Eye-tracking results. A, Bar graph represents the percent of time/per trial that participants focused their gaze toward the target speaker versus other parts of the café. Pie chart represents the distribution of eye gaze to areas of the café other than the target speaker (using predefined ROIs). Distribution of individual-level data, and separation between participants with an ADHD diagnosis are shown in Extended Data Figure 2-1. B, Average number of gaze-shifts away from the target speaker/per trial, demonstrating the large variability across participants. Horizontal line indicates the mean across participants. C, Bar graphs represent the percent of epochs following probe-words and their controls that contained at least one gaze-shift away from the target speaker. Error bars indicate SEM. D, Same as in C, but only for gaze-shifts toward the barista character.
When testing whether the probability of performing a gaze-shift away from the target speaker increased after presentation of a probe word (within a 2 s time window), no significant effects were found. Gaze-shift were detected after ∼5% of the probe words, but this did not differ between own-name/semantic violation probes versus their respective controls (name probes: t(38) = 0.117, p = 0.46; semantic probes: t(38) = 0.97, p = 0.17; Fig. 6C). When limiting this analysis only to saccades from the target speaker to the barista, too few gaze-shifts were detected precluding reliable statistical analysis (Fig. 6D).
Discussion
The degree to which background and task-irrelevant speech is processed has been a topic of heated debate, with conflicting results reported over the years (Lachter et al., 2004; Beaman et al., 2007; Paavilainen, 2013; Olguin et al., 2018; Röer and Cowan, 2021). We introduce a novel approach to study this question under ecological circumstances that simulate real-life listening challenges. We found that the two probes tested here, hearing one's own-name and semantic violations, in the task-irrelevant barista speech, elicited robust neural and physiological response, supporting the notion that background speech is not merely encoded acoustically, but is also processed for its content. Interestingly, this detection was largely covert in nature, and probe-words did not elicit overt oculomotor capture.

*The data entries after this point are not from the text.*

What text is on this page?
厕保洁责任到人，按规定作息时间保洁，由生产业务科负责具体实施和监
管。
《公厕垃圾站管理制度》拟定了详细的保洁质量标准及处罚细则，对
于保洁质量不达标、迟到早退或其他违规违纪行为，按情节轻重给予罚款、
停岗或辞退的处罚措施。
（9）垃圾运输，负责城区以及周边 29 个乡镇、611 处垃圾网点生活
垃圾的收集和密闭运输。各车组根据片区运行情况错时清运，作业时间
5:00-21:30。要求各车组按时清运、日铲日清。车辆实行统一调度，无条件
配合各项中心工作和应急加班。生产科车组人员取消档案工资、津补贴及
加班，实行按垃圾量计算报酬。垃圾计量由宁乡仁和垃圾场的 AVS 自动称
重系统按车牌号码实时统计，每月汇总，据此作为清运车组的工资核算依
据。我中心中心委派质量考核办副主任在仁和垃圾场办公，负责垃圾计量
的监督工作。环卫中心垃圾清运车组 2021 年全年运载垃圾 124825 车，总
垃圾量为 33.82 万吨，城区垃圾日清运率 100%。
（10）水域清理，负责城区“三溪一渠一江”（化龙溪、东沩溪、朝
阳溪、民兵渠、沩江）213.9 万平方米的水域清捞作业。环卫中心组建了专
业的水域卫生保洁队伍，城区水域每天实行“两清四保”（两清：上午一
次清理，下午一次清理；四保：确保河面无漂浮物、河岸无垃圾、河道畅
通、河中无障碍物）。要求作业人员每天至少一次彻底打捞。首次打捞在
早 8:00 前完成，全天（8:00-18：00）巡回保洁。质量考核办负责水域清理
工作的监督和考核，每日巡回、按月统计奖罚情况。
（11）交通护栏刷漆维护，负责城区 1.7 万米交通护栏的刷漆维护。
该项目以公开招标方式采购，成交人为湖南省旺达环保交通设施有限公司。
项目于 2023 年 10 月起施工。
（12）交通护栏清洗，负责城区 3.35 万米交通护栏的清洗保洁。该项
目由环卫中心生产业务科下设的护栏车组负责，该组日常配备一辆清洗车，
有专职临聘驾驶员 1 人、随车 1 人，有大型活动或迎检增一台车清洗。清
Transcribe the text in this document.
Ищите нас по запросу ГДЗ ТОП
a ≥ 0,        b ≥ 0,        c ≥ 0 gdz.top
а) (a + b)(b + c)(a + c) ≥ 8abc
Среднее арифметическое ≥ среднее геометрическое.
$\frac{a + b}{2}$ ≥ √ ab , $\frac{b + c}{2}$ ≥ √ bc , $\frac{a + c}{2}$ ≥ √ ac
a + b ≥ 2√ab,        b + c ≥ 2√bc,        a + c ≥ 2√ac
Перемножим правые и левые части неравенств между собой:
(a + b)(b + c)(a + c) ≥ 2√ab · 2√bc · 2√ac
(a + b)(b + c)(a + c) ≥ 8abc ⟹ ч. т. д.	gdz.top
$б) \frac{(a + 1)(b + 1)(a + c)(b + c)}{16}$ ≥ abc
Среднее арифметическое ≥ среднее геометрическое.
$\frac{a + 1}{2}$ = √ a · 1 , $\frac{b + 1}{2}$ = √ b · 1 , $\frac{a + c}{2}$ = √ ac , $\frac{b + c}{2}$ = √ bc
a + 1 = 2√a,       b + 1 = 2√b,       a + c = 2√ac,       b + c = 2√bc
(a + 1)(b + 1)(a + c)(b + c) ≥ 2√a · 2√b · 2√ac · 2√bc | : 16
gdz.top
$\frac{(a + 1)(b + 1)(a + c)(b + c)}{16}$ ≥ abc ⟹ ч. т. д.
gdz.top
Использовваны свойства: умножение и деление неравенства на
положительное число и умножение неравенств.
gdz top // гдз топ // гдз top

The behavioral and neural sensitivity to hearing one's name is a well-known phenomenon, thought to reflect a special status of self-representation, possibly related to an evolutionary survival mechanism (Müller and Kutas, 1996; Perrin et al., 2005; Röer et al., 2013). The own-name advantage has been demonstrated in a variety of paradigms, primarily when it is within the focus of attention (Berlad and Pratt, 1995; Folmer and Yingling, 1997; Perrin et al., 1999, 2005; Holeckova et al., 2006; Höller et al., 2011; Eichenlaub et al., 2012; Tateuchi et al., 2012; Del Giudice et al., 2014; Lechinger et al., 2016; Jijomon and Vinod, 2021; Pinto et al., 2023). However, whether the advantage for detecting one's name persists when actively paying attention elsewhere has yielded conflicting results, and this effect varies substantially across studies and methods (Moray, 1959; Wood and Cowan, 1995; Conway et al., 2001; Naveh-Benjamin et al., 2014). Moreover, in many studies, detection of one's name is assessed only in post-experiment debriefing, which requires high levels of conscious awareness and is susceptible to memory failures. Here we found robust physiological and neural responses to one's name in the barista stream, providing direct evidence for its incidental detection, even when it is task-irrelevant and supposedly outside the focus of attention (see also Holtze et al., 2021).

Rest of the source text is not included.